The Artist Date is a dream-child of Julia Cameron. We’ve discussed her book, The Artist’s Way, and highly recommend both the book and the weekly date. It can be life-changing. It can open your creativity like nothing else. This week, we’re dipping and turning in the clouds!
I love to fly, any kind of flying, so it wouldn’t come as a shock to anyone who knows me well that I would jump at a chance to go up in a jet fighter doing dog fighting maneuvers at an air show.
Now while admitting to having a need for speed and a daredevil’s temperament I should also admit that I probably have the worse tendency toward motion sickness known to man. There is even a joke in my family that as a kid I would get car sick in parked cars. But was I going to let that stop me? Absolutely not.

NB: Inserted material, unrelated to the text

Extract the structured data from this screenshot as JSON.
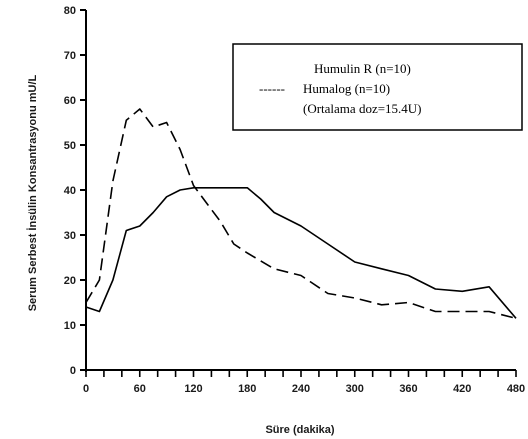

A handful of Dramamine later and with absolute determination I was not going to embarrass myself by acting like a screaming girl, I slid into the cockpit of the LTV A-7 Corsair II Trainer. The theme from the movie Top Gun started playing in my head. Mike—call sign “Jellyfish”—slid into the seat behind me. He would be doing all the real work on this hop; after all it was his plane. Though when he found out I had flight experience he sort of cocked his head and got that look in his eye that said I might be allowed to touch the stick if I didn’t scream too much.
We were towed out to the flight line to wait our turn to taxi for take off. While we were waiting, Mike tested my procedural knowledge by having me talk to the tower. I hadn’t forgotten my pilot alphabet, though I found the panels in the Corsair II a lot more complicated than any plane I had ever flown. Where was the altimeter again?
Before long we were up for take off. Take-offs and landings are the most difficult parts of flying, so this was all Mike. If you have ever sat in a commercial jet during take-off you, know what it feels like to be pushed back in your seat as the plane climbs, now imagine what it feels like when you are in the sports car category of planes. As I was slammed back into my seat the thought crossed my mind that there wasn’t enough Dramamine on the planet for this.
I barely had time to think much during the next minutes. Actually, time had no meaning. I was caught up in being weightless for microseconds at the peak of parabolic arches and pitched to my left or right as the plane pitched over toward one side then the other. I was either staring up at endless blue sky or watching the ground rushing up to greet me. I don’t think I ever did scream, but I know I was laughing and whooping as one does on an amusement ride.
In the end I did get to touch the stick for a while as we brought the plane in for approach to land and I realized I had totally forgotten to be airsick.